We shall sing the Responses by Thomas Morley (1557-1603). Unlike the more familiar Responses of, say, Smith and Byrd, which are newly composed throughout and therefore more “interesting”, those of Morley and Tallis follow the melodic line of the everyday ferial responses. So, for most of the time, but not quite all, if you knew the traditional shape of the responses, you would be able to sing along with the choir. The other interesting point – well, it’s interesting to me – is that in both the Tallis and the Morley the congregational line is in the treble in the first part of the responses (the preces) but in the tenor for the second part (after the creed). I don’t know why this is, but I’m going to try to find out!

The Magnificat and Nunc Dimittis will be sung to the setting in D flat by Sir Sydney Nicholson. Nicholson (1875-1947) held several organist posts before being appointed to Westminster Abbey. He gave up this post in 1927 to found the School of English Church Music (later to become The Royal School of Church Music – RSCM) because of what he saw as the poor state of music in parish churches (not Redbourn, surely!). He invested a lot of time and his own money in promoting the society through training courses for musicians at the College of St Nicolas in Chislehurst, and travelling the country conducting choirs.
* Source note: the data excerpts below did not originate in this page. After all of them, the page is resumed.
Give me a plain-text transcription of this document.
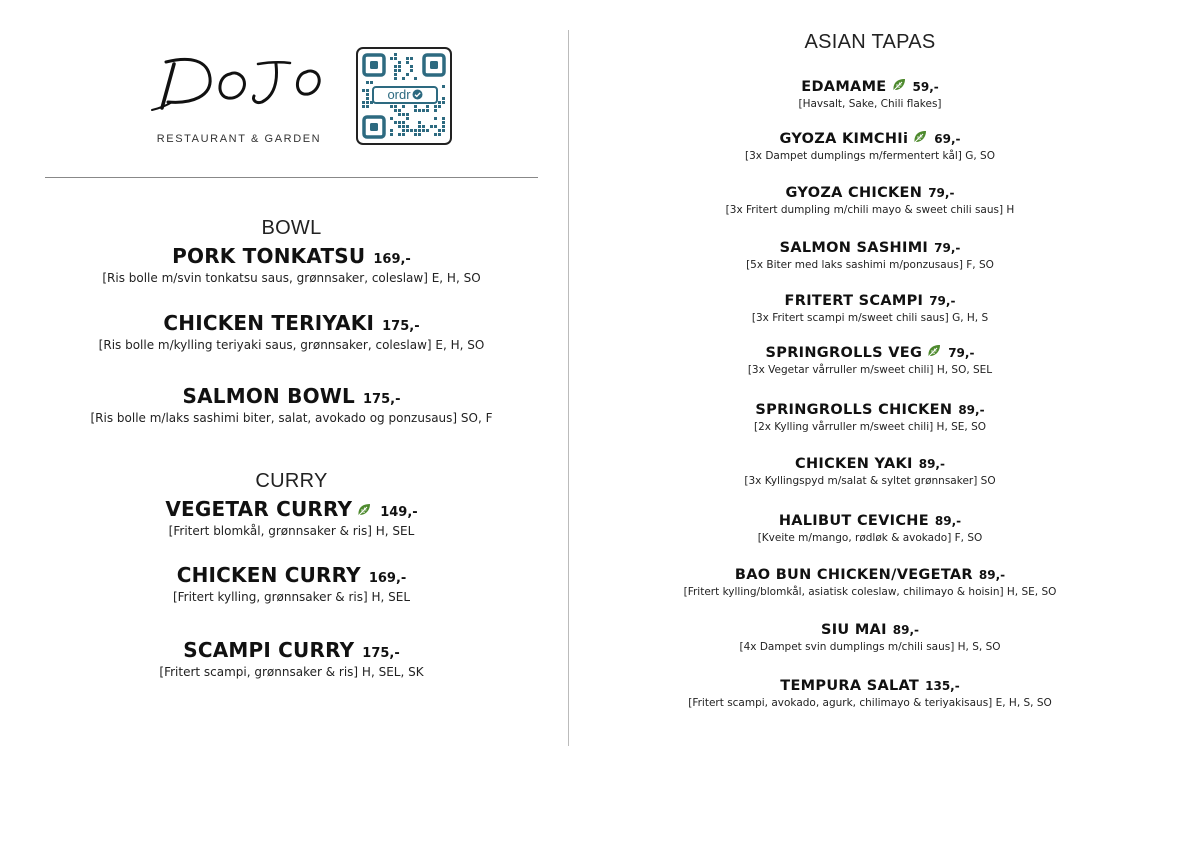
RESTAURANT & GARDEN
ordr
BOWL
PORK TONKATSU 169,-
[Ris bolle m/svin tonkatsu saus, grønnsaker, coleslaw] E, H, SO
CHICKEN TERIYAKI 175,-
[Ris bolle m/kylling teriyaki saus, grønnsaker, coleslaw] E, H, SO
SALMON BOWL 175,-
[Ris bolle m/laks sashimi biter, salat, avokado og ponzusaus] SO, F
CURRY
VEGETAR CURRY 149,-
[Fritert blomkål, grønnsaker & ris] H, SEL
CHICKEN CURRY 169,-
[Fritert kylling, grønnsaker & ris] H, SEL
SCAMPI CURRY 175,-
[Fritert scampi, grønnsaker & ris] H, SEL, SK
ASIAN TAPAS
EDAMAME 59,-
[Havsalt, Sake, Chili flakes]
GYOZA KIMCHIi 69,-
[3x Dampet dumplings m/fermentert kål] G, SO
GYOZA CHICKEN 79,-
[3x Fritert dumpling m/chili mayo & sweet chili saus] H
SALMON SASHIMI 79,-
[5x Biter med laks sashimi m/ponzusaus] F, SO
FRITERT SCAMPI 79,-
[3x Fritert scampi m/sweet chili saus] G, H, S
SPRINGROLLS VEG 79,-
[3x Vegetar vårruller m/sweet chili] H, SO, SEL
SPRINGROLLS CHICKEN 89,-
[2x Kylling vårruller m/sweet chili] H, SE, SO
CHICKEN YAKI 89,-
[3x Kyllingspyd m/salat & syltet grønnsaker] SO
HALIBUT CEVICHE 89,-
[Kveite m/mango, rødløk & avokado] F, SO
BAO BUN CHICKEN/VEGETAR 89,-
[Fritert kylling/blomkål, asiatisk coleslaw, chilimayo & hoisin] H, SE, SO
SIU MAI 89,-
[4x Dampet svin dumplings m/chili saus] H, S, SO
TEMPURA SALAT 135,-
[Fritert scampi, avokado, agurk, chilimayo & teriyakisaus] E, H, S, SO
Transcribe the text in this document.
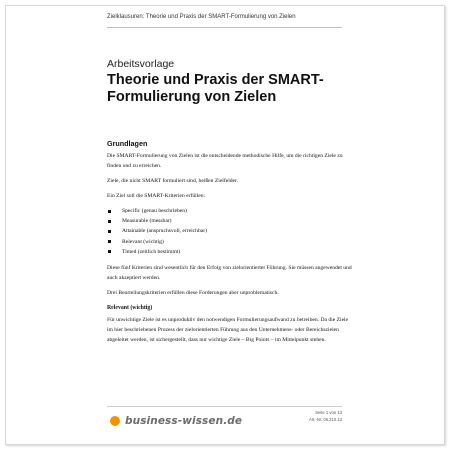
Zielklausuren: Theorie und Praxis der SMART-Formulierung von Zielen
Arbeitsvorlage
Theorie und Praxis der SMART-Formulierung von Zielen
Grundlagen

Die SMART-Formulierung von Zielen ist die entscheidende methodische Hilfe, um die richtigen Ziele zu finden und zu erreichen.

Ziele, die nicht SMART formuliert sind, heißen Zielfelder.

Ein Ziel soll die SMART-Kriterien erfüllen:

Specific (genau beschrieben)
Measurable (messbar)
Attainable (anspruchsvoll, erreichbar)
Relevant (wichtig)
Timed (zeitlich bestimmt)

Diese fünf Kriterien sind wesentlich für den Erfolg von zielorientierter Führung. Sie müssen angewendet und auch akzeptiert werden.

Drei Beurteilungskriterien erfüllen diese Forderungen aber unproblematisch.

Relevant (wichtig)

Für unwichtige Ziele ist es unproduktiv den notwendigen Formulierungsaufwand zu betreiben. Da die Ziele im hier beschriebenen Prozess der zielorientierten Führung aus den Unternehmens- oder Bereichszielen abgeleitet werden, ist sichergestellt, dass nur wichtige Ziele – Big Points – im Mittelpunkt stehen.

business-wissen.de
Seite 1 von 13
Art.-Nr. 06.210.13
The measure of his success is that, by the outbreak of the Second World War, there were 1300 choirs worldwide affiliated to the School, and today that number is over 8000. In the year after Nicholson’s death the RSCM published a Commemoration Book containing much of his music, including the canticles in D flat. His compositions include anthems and several hymn tunes of which only three have found their way into Hymns Old and New, the most memorable being that to ‘Lift high the cross’.
Nicholson’s canticles illustrate his involvement with music for parish choirs, and so there is nothing over-complicated, except possibly for the key signature which moves between five flats and five sharps. There is little counterpoint and there is a strongly supportive organ part. For a time they were heard regularly in cathedrals, but like much music of the period they are no longer part of the staple diet. In parish churches, however, you are more likely to come across them.
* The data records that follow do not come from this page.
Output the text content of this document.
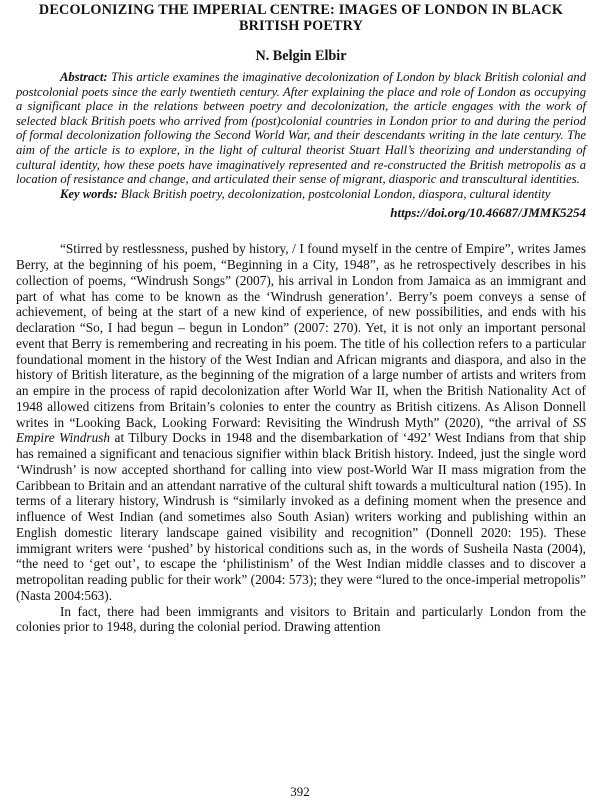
DECOLONIZING THE IMPERIAL CENTRE: IMAGES OF LONDON IN BLACK BRITISH POETRY
N. Belgin Elbir

Abstract: This article examines the imaginative decolonization of London by black British colonial and postcolonial poets since the early twentieth century. After explaining the place and role of London as occupying a significant place in the relations between poetry and decolonization, the article engages with the work of selected black British poets who arrived from (post)colonial countries in London prior to and during the period of formal decolonization following the Second World War, and their descendants writing in the late century. The aim of the article is to explore, in the light of cultural theorist Stuart Hall’s theorizing and understanding of cultural identity, how these poets have imaginatively represented and re-constructed the British metropolis as a location of resistance and change, and articulated their sense of migrant, diasporic and transcultural identities.

Key words: Black British poetry, decolonization, postcolonial London, diaspora, cultural identity

https://doi.org/10.46687/JMMK5254

“Stirred by restlessness, pushed by history, / I found myself in the centre of Empire”, writes James Berry, at the beginning of his poem, “Beginning in a City, 1948”, as he retrospectively describes in his collection of poems, “Windrush Songs” (2007), his arrival in London from Jamaica as an immigrant and part of what has come to be known as the ‘Windrush generation’. Berry’s poem conveys a sense of achievement, of being at the start of a new kind of experience, of new possibilities, and ends with his declaration “So, I had begun – begun in London” (2007: 270). Yet, it is not only an important personal event that Berry is remembering and recreating in his poem. The title of his collection refers to a particular foundational moment in the history of the West Indian and African migrants and diaspora, and also in the history of British literature, as the beginning of the migration of a large number of artists and writers from an empire in the process of rapid decolonization after World War II, when the British Nationality Act of 1948 allowed citizens from Britain’s colonies to enter the country as British citizens. As Alison Donnell writes in “Looking Back, Looking Forward: Revisiting the Windrush Myth” (2020), “the arrival of SS Empire Windrush at Tilbury Docks in 1948 and the disembarkation of ‘492’ West Indians from that ship has remained a significant and tenacious signifier within black British history. Indeed, just the single word ‘Windrush’ is now accepted shorthand for calling into view post-World War II mass migration from the Caribbean to Britain and an attendant narrative of the cultural shift towards a multicultural nation (195). In terms of a literary history, Windrush is “similarly invoked as a defining moment when the presence and influence of West Indian (and sometimes also South Asian) writers working and publishing within an English domestic literary landscape gained visibility and recognition” (Donnell 2020: 195). These immigrant writers were ‘pushed’ by historical conditions such as, in the words of Susheila Nasta (2004), “the need to ‘get out’, to escape the ‘philistinism’ of the West Indian middle classes and to discover a metropolitan reading public for their work” (2004: 573); they were “lured to the once-imperial metropolis” (Nasta 2004:563).

In fact, there had been immigrants and visitors to Britain and particularly London from the colonies prior to 1948, during the colonial period. Drawing attention

392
The anthem is ‘O taste and see’ by Martin How, who was associated with the RSCM for much of his career before returning to organ playing in retirement in Croydon. It’s courageous to set these words, when the Vaughan Williams is so well known, but How manages to achieve something quite different. His purpose may be deduced from the dedication – For Michael Fleming and St Michael’s, West Croydon – and the footnote – Written in deep gratitude for John Loughborough Pearson, inspired church architect (1817-97). Pearson was heavily involved with the Gothic Revival, and, if you look at pictures of St Michael’s, you cannot help seeing similarities with St Pancras station, the work of Gilbert Scott, with which and with whom St Michael’s and Pearson were largely contemporary. The high vaulting produces an acoustic in which slow moving block harmonies are particularly effective, and this is what How achieves in his reflective anthem.
The voluntary is JS Bach’s Fugue in D minor BWV539. This is one of Bach’s arrangements of an earlier composition, in this case the second movement of Sonata no.1 in G minor for solo violin, which has resulted in the organ work being known as the “Fiddle Fugue”, not that the violin is often referred to as a fiddle these days except in the context of folk music. Bach spent a lot of time transcribing his own music and that of other composers, and he, like Handel, was a very swift worker. I’m not sure that I could write out Messiah in the three weeks that it took Handel to compose it! But Handel, the great improviser with all the music in his head, scarcely looked up from the page that he was writing. Bach, on the other hand, was more methodical, and in this transcription from violin to organ there is very little change, just the occasional elongation of a phrase to accommodate a pedal statement of the fugue subject.